During my first year of college, I noticed (mainly my mom) how expensive textbooks were because she paid for them. Most classes had homework software that you had to buy separately, not to mention how heavy they were to carry around. I thought to myself, their must be an easier way.
So, the following year, I persuaded my mother to buy my twin brother and I our own iPad’s. She agreed after we showed her how eBooks were a fraction of the cost of the traditional, hardbound textbooks. I thought to myself, it is redundant to buy both the hardcover book and electronic software that came with a eBook. After that, I only carried an iPad around to school while smiling and laughing at students who carried multiple textbooks around campus.

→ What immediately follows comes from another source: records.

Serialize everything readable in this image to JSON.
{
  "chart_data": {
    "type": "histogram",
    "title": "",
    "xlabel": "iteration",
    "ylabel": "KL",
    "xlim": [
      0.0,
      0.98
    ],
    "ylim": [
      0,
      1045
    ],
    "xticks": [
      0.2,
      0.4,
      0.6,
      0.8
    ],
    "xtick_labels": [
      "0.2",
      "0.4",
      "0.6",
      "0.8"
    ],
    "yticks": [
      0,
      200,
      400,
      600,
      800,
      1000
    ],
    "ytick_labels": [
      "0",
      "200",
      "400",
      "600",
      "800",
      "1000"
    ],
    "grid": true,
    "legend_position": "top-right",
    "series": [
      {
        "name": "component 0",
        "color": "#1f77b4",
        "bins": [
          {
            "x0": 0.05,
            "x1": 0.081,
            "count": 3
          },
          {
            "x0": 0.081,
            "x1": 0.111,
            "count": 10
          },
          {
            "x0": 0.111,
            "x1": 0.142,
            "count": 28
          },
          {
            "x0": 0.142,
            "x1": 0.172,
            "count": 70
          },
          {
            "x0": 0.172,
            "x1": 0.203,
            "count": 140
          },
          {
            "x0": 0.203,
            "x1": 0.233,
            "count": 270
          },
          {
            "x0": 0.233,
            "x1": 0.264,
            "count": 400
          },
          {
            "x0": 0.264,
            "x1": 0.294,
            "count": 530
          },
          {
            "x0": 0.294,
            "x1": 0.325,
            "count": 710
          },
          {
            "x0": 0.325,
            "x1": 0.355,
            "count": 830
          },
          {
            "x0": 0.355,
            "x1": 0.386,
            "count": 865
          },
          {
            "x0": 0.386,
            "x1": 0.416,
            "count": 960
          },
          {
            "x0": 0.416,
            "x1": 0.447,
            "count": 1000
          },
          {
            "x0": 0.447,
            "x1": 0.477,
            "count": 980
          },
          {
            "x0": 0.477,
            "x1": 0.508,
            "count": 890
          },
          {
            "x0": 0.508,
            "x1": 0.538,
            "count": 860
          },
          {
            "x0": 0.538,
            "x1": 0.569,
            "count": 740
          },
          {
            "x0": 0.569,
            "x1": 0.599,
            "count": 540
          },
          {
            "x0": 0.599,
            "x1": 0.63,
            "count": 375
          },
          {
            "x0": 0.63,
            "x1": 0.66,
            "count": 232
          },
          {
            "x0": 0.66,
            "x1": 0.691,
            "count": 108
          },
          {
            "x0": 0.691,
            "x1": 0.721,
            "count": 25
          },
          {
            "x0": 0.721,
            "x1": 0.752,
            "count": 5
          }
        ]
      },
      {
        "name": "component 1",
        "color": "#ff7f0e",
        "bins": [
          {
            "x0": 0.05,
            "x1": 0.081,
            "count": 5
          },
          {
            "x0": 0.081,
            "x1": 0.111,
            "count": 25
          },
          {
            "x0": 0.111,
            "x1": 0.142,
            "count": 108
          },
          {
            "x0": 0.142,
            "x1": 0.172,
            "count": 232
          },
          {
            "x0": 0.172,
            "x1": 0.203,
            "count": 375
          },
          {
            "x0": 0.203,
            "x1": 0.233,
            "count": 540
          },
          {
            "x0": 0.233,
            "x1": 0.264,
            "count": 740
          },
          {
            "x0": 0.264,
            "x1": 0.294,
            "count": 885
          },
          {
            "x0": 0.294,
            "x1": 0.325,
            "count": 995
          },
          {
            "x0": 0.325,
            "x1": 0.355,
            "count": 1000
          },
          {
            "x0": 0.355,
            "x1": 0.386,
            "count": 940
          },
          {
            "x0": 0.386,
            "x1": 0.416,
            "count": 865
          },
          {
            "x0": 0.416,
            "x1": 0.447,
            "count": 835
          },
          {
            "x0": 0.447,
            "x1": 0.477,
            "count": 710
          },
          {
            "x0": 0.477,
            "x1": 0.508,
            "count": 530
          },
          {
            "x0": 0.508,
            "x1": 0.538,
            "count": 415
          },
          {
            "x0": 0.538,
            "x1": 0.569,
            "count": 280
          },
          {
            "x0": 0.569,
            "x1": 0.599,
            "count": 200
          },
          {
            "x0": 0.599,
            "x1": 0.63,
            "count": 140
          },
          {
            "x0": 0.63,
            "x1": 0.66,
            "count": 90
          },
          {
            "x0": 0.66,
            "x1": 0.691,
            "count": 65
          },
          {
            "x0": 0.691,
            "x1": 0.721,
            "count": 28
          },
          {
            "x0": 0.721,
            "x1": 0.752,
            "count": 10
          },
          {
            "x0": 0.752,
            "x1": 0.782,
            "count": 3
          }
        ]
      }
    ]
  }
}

How does redundancy show up in the workplace? By having too many systems, not exploring them or using them to their full capacity. For example, any business may multiple systems, one that handles only sales, another for accounts receivable and accounts payable, a third for inventory, then have to take all of these numbers and key them into an accounting software like QuickBooks Online.
The best thing is to invest in one software or softwares that work with one another that you can customize and integrate. In a perfect world, when a sale happens, every system updates automatically (you can do this with a barcode system). This process will cut down on time and redundant data entry.
I am sure most people feel that they are up to date on all technology, but truthfully if you’re not researching new technology, you’re getting left behind – this applies to the workplace as well.